Carte blanche de Michaël Bisschops,
Président des Territoires de la Mémoire 

 

Ce 24 décembre 2024, nous étions là. Devant les murs, les grillages, les barbelés du centre fermé de Vottem. Là où l’humanité vacille et où la justice s’efface. Nous étions reçus aux côtés du CRACPE et de parlementaires fédéraux par la direction du centre. Mais sachez-le : le monde associatif n’est pas le bienvenu au-delà d’une salle de réunion ! Nous ne pouvons pas voir, nous ne pouvons pas entendre, nous ne pouvons pas témoigner.

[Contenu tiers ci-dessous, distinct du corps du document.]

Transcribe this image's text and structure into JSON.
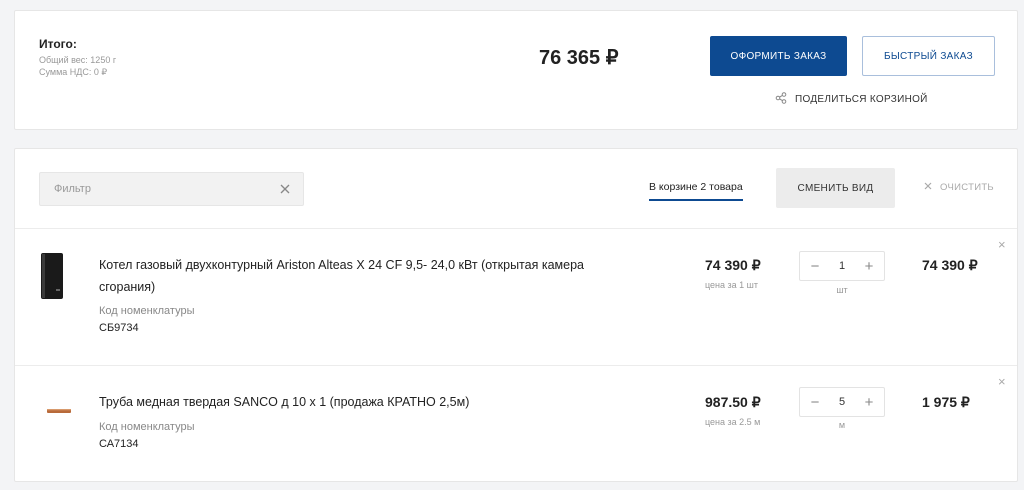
{
  "summary": {
    "title": "Итого:",
    "weight": "Общий вес: 1250 г",
    "vat": "Сумма НДС: 0 ₽",
    "total": "76 365 ₽",
    "checkout_label": "ОФОРМИТЬ ЗАКАЗ",
    "quick_order_label": "БЫСТРЫЙ ЗАКАЗ",
    "share_label": "ПОДЕЛИТЬСЯ КОРЗИНОЙ"
  },
  "cart": {
    "filter_placeholder": "Фильтр",
    "count_label": "В корзине 2 товара",
    "change_view_label": "СМЕНИТЬ ВИД",
    "clear_label": "ОЧИСТИТЬ",
    "items": [
      {
        "name": "Котел газовый двухконтурный Ariston Alteas X 24 CF 9,5- 24,0 кВт (открытая камера сгорания)",
        "code_label": "Код номенклатуры",
        "code": "СБ9734",
        "price": "74 390 ₽",
        "unit_price_label": "цена за 1 шт",
        "quantity": "1",
        "unit": "шт",
        "total": "74 390 ₽",
        "icon": "boiler-image"
      },
      {
        "name": "Труба медная твердая SANCO д 10 х 1 (продажа КРАТНО 2,5м)",
        "code_label": "Код номенклатуры",
        "code": "СА7134",
        "price": "987.50 ₽",
        "unit_price_label": "цена за 2.5 м",
        "quantity": "5",
        "unit": "м",
        "total": "1 975 ₽",
        "icon": "copper-pipe-image"
      }
    ]
  },
  "colors": {
    "primary": "#0d4a91",
    "background": "#f3f4f6"
  }
}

Fermer les portes aux associations, c’est ouvrir la voie à l’arbitraire et si la transparence dérange, c’est que la vérité doit y être inacceptable.

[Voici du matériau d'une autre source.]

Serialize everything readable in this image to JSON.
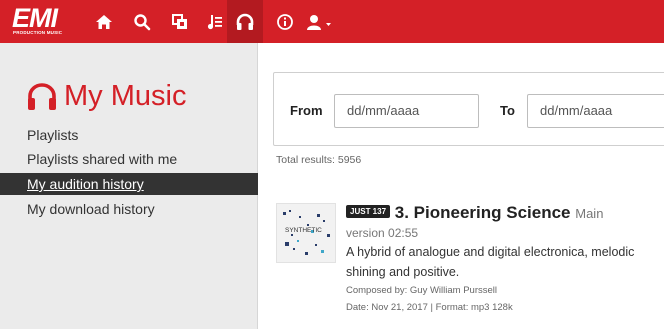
{
  "header": {
    "logo_text": "EMI",
    "logo_subtext": "PRODUCTION MUSIC",
    "nav_icons": [
      "home-icon",
      "search-icon",
      "collections-icon",
      "playlist-icon",
      "headphones-icon",
      "info-icon",
      "user-icon"
    ],
    "active_icon": "headphones-icon",
    "colors": {
      "brand": "#d42027",
      "active": "#b31a20"
    }
  },
  "sidebar": {
    "title": "My Music",
    "items": [
      {
        "label": "Playlists"
      },
      {
        "label": "Playlists shared with me"
      },
      {
        "label": "My audition history"
      },
      {
        "label": "My download history"
      }
    ],
    "active_index": 2
  },
  "filter": {
    "from_label": "From",
    "from_placeholder": "dd/mm/aaaa",
    "to_label": "To",
    "to_placeholder": "dd/mm/aaaa"
  },
  "results_text": "Total results: 5956",
  "track": {
    "badge": "JUST 137",
    "title": "3. Pioneering Science",
    "version_label": "Main",
    "version_line": "version 02:55",
    "description_line1": "A hybrid of analogue and digital electronica, melodic",
    "description_line2": "shining and positive.",
    "composer": "Composed by: Guy William Purssell",
    "date_format": "Date: Nov 21, 2017 | Format: mp3 128k",
    "cover_text": "SYNTHETIC"
  }
}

Comment accepter que, dans notre pays, des êtres humains soient réduits à l’état d’ombres ? Ce silence doit cesser. Ces murs doivent tomber. Parce que derrière eux, c’est l’humanité elle-même que l’on enferme.

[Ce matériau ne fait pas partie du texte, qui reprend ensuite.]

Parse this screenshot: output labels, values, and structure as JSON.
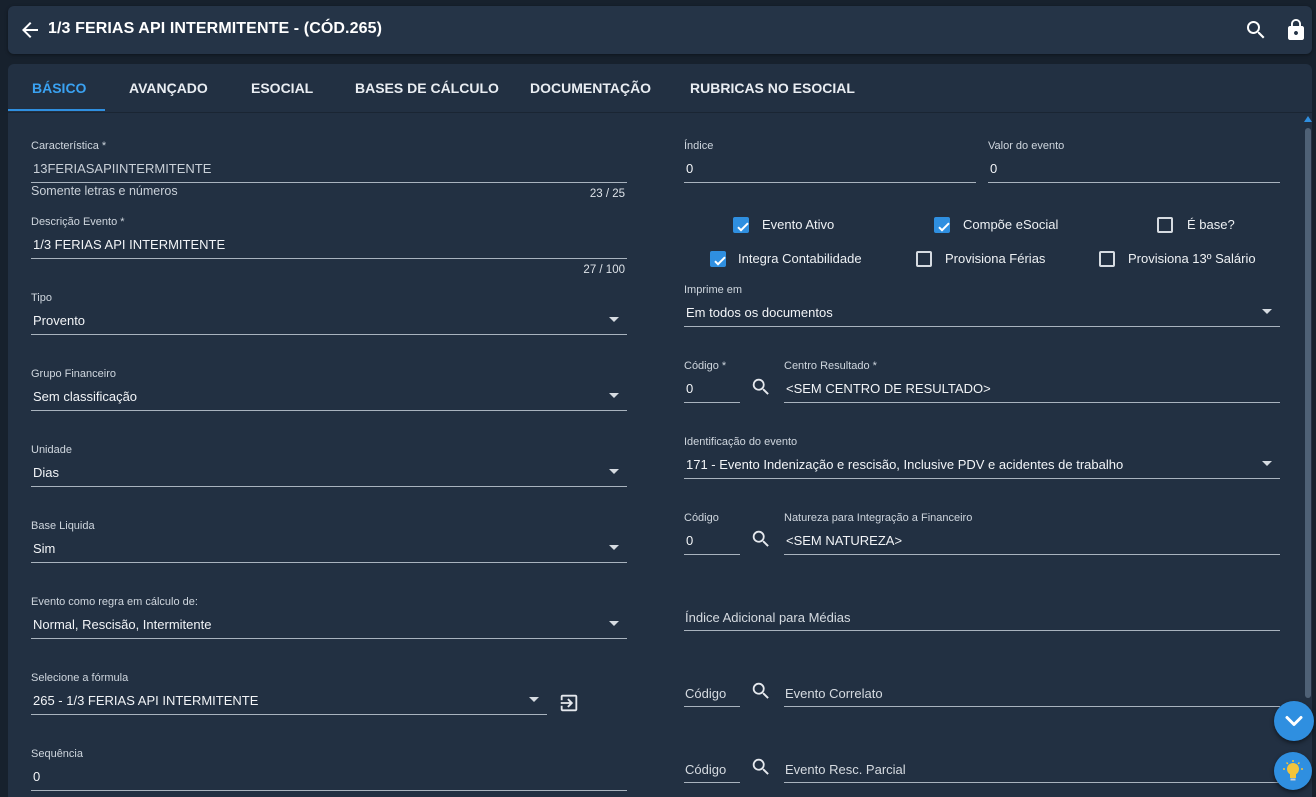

Exclure les témoins du monde associatif, c’est trahir les principes fondamentaux de l’État de droit. Exclure les témoins du monde associatif, c’est permettre l’arbitraire. En muselant les voix critiques, on crée un espace où tout devient possible, même le pire. Refuser les visites des associations, c’est ériger un rempart entre la réalité et les citoyens, entre les droits humains et ceux qui doivent les défendre. L’opacité n’est jamais neutre : elle sert à masquer les dysfonctionnements, les abus, et les injustices. C’est dans cette obscurité que prospèrent les politiques de rejet et de déshumanisation. Nous ne pouvons pas nous taire car le silence, c’est la complicité.

Et pourtant, la loi prévoit un droit de regard. L’arrêté royal du 2 août 2002 permet au Ministre ou au Directeur général de nous ouvrir ces portes. Mais ils ne le font pas. Ignorer cet arrêté royal n’est pas acceptable. La transparence n’est pas un obstacle à l’équilibre entre contrôle démocratique et exigences opérationnelles.

Nous étions là, ce 24 décembre, le cœur chargé d’émotion, de tristesse et de rage. Une fois de plus, nous avons dénoncé cette injustice insoutenable, nous avons éclairé la face sombre de notre politique d’accueil. Nos démocraties s’érodent chaque fois que nous acceptons de traiter des vies humaines comme des chiffres ou des menaces. Derrière ces grillages et ces barbelés se cachent les conséquences d’une politique migratoire inacceptable. Derrière ces murs de béton, ce sont des vies humaines que l’on enferme. Des vies marquées par la guerre, la pauvreté, et des traumatismes que nos gouvernements choisissent d’ignorer. Ces bâtiments sont conçus non pour protéger ou accueillir, mais pour contrôler, stocker, marginaliser et déshumaniser encore davantage des personnes déjà fragilisées par l’exil.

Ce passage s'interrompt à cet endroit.